You can get far more technical and work extensive, but I tried to keep it simple and doable. I wanted a nice lawn, but I didn’t want to become a slave to it.
- Spread a slow release fertilizer like LESCO Professional Turf Fertilizer. It releases for about 8 to 12 weeks.
- If you have a problem with weeds, now is a good time to treat with a pre-emergent herbicide. For it to work, you have to apply it before the weeds emerge. If you wait, you are basically wasting money. If you are unsure, make a note of when the weeds start to come out this year and plan to apply the pre-emergent herbicide around the same time next year.
- Remove any thatch from your lawn. This will help the new stuff grow once the spring hits.
- Aerate your lawn with a core aerator. Aeration is so important if you have clay soil. It is also important to use a core aerator that pulls up the little plugs of dirt. The ones with spikes that just leave little marks in your soil don’t really work. We always did ours by hand. My husband would water the lawn to loosen it up a bit and he figured it was a good workout. But you can also rent a bigger one if you want to. One year we paid a neighborhood kid to do it and I think he hated us after that…
- If your soil is really bad, after you aerate is a great time to apply a top dressing, but you will want to remove the clay plugs first. I buy several bags of soil topper and spread it over the lawn about 1/4 inch thick. I then work the topper down with the back of my rake. Over time, doing this will improve the quality of your soil.
- If your lawn is really struggling, this is also a good time to reseed. However, the best time is in October.
- Spot treat any crabgrass or Bermuda. The best stuff to use for this is Turflon Ester. It kills weeds and controls the Bermuda grass without damaging your lawn. It doesn’t kill the roots of the Bermuda and you will have to keep reapplying it, but it is your best bet if you don’t want to kill your lawn too.
- If you have problems with grubs or other insects, now is a good time to spread insecticide.
- Reapply a slow release fertilizer.
- Reapply insecticide if needed.
- August is usually when I get problems with fungus. I have to water a lot and the weather is hot, perfect for growing fungus. So if you need it, now is a good time to use a fungicide. If you aren’t sure if your brown spots are a problem with fungus or a lack of water, you can perform a simple test to see what areas of your lawn are getting enough water. Just spread empty tuna fish cans on your lawn in various locations before one of your normal watering times. After the watering, check to see how much water is in each can. If your brown spots have less water, then it is a problem with water; if they have more, it is probably a fungus.
- Reapply a slow release fertilizer.
- Aerate with a core aerator and remove the plugs if you will be reseeding or applying a top dressing.
-This is the best time to reseed in our area.

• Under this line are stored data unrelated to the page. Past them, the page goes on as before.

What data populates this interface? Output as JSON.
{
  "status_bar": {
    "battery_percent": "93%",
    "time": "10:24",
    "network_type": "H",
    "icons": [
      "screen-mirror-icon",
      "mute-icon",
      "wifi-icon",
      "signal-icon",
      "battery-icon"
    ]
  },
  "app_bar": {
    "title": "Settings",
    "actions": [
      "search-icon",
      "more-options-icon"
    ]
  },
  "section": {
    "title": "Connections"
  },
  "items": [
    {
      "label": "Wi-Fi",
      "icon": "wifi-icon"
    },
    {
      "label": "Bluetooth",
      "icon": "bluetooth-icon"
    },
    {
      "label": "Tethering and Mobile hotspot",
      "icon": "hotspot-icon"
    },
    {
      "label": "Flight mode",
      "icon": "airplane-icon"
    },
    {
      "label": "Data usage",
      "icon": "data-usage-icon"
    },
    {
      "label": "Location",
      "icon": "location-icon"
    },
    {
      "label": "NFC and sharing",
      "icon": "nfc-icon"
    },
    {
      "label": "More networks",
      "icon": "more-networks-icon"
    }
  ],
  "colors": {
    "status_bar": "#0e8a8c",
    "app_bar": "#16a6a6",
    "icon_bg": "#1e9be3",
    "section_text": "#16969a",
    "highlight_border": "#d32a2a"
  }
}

The frost doesn’t come until around January, so it gives the grass lots of time to establish itself without extreme temperatures. I typically seed any bald spots and put soil topper on top. I also broadcast some seeds if the lawn is thin and cover the entire lawn with a thin layer of soil topper, about 1/4 inch.
When you break it all up, it isn’t bad, and I found it very helpful to follow local advice that applied to our area. However, once the price of water went up with the drought, we finally decided to get rid of all our lawn. It was hard to do after all the work I had put into it, but it has been a year now and it was one of the best decisions we have made in our yard. I have saved so much time on mowing and maintenance. My only regret is now that we have cute little guinea pigs, they would have loved to munch on all our lawn. Oh well! When I get a chance, I will post some photos and details on what we did.